As you see, in some cases the investment in the future was not going to change the reality. The woman with cancer died but she left a great legacy to her family. But in other cases it made all the difference. The man who went back to school got a job that was the most fulfilling ever. The woman at work, because of her positive attitudes, soon was advancing in her career and finding it very rewarding. Without the risk-taking the family would not have had their history, the man would have sat around drawing unemployment and then likely ended up finding a dead end job, and the woman would most likely have become bitter and with that attitude not engendered the trust of coworkers that led to her promotions.

Jeremiah wanted the people to understand that God’s promise is true. God had told the people that God would be with them always. Believing the promise helped them remain faithful even in a foreign land. They looked forward with anticipation for that time when they would return home, which they did. And later, they believed God would send a Messiah. Living with hope into the future is claiming God’s promises and living as if they are true.
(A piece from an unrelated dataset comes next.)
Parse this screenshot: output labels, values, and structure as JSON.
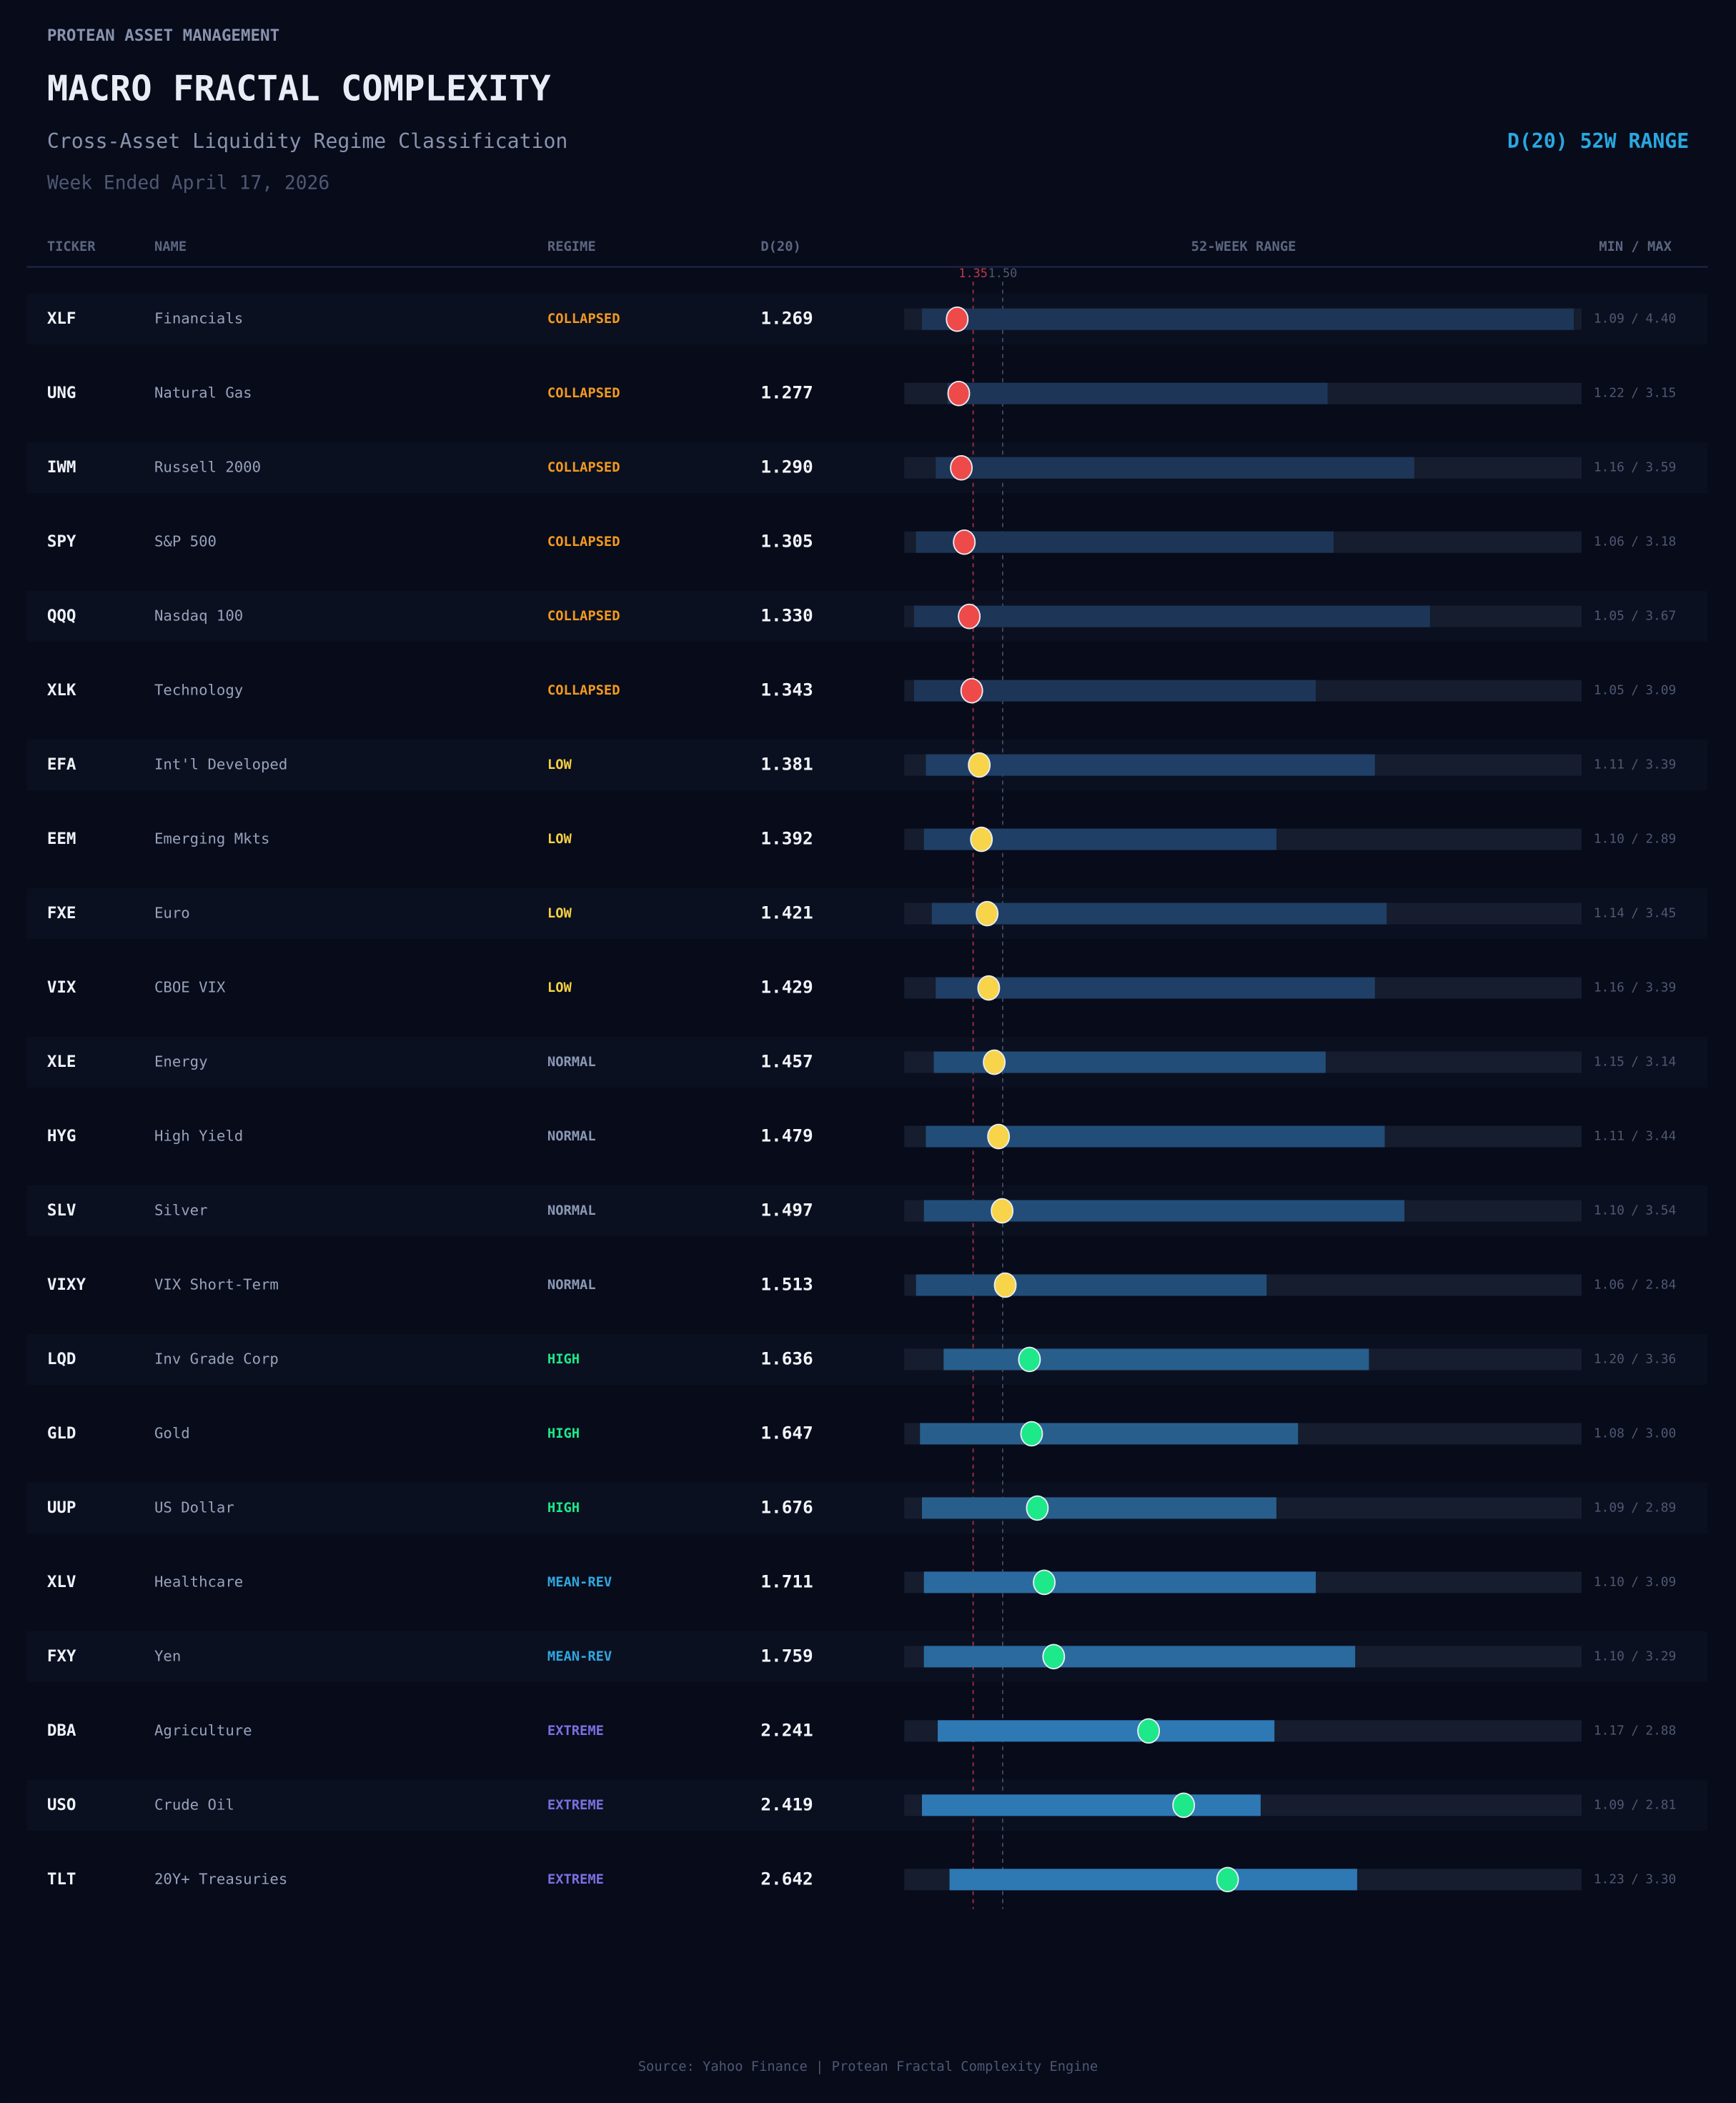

This is why we can proclaim life in the face of death. Hope in the future even in the midst of hopeless times. We believe God is with us and so will help us create something new.

Living with this positive attitude is such a witness. I have a friend in ministry who is now blind and almost deaf. He deals with a rare disease that is passed down through his family. He had watched his father and grandfather go through this same journey. In the end it left them unable to hear or see. They spent their last days sitting in a chair. As soon as his hearing began to go he decided that he would invest in his future. He has used technology to help him hear and see as long as he can. He has learned to communicate with a type of hand signage so he can still be in contact with people. He goes to church every week. When someone asked him why since he cannot see or hear anything there, his response is, “I go to share with people that worshiping together is important.” His rock of support was his wife. She was diagnosed with cancer and died in just a few months. He was even more alone as his children and grandchildren had not mastered that special hand language. The Sunday after his wife’s death came and his daughter found him up early getting dressed for church. He wrote, “Even more important.” This is a person who buys a field in Anathoth.

We don’t know if Jeremiah ever sees Anathoth again. We do know Jerusalem falls, the people go into exile, but ultimately they do return and the fields of Anathoth are fertile once more. This is what God wants of us to believe as well. There is hope and a future.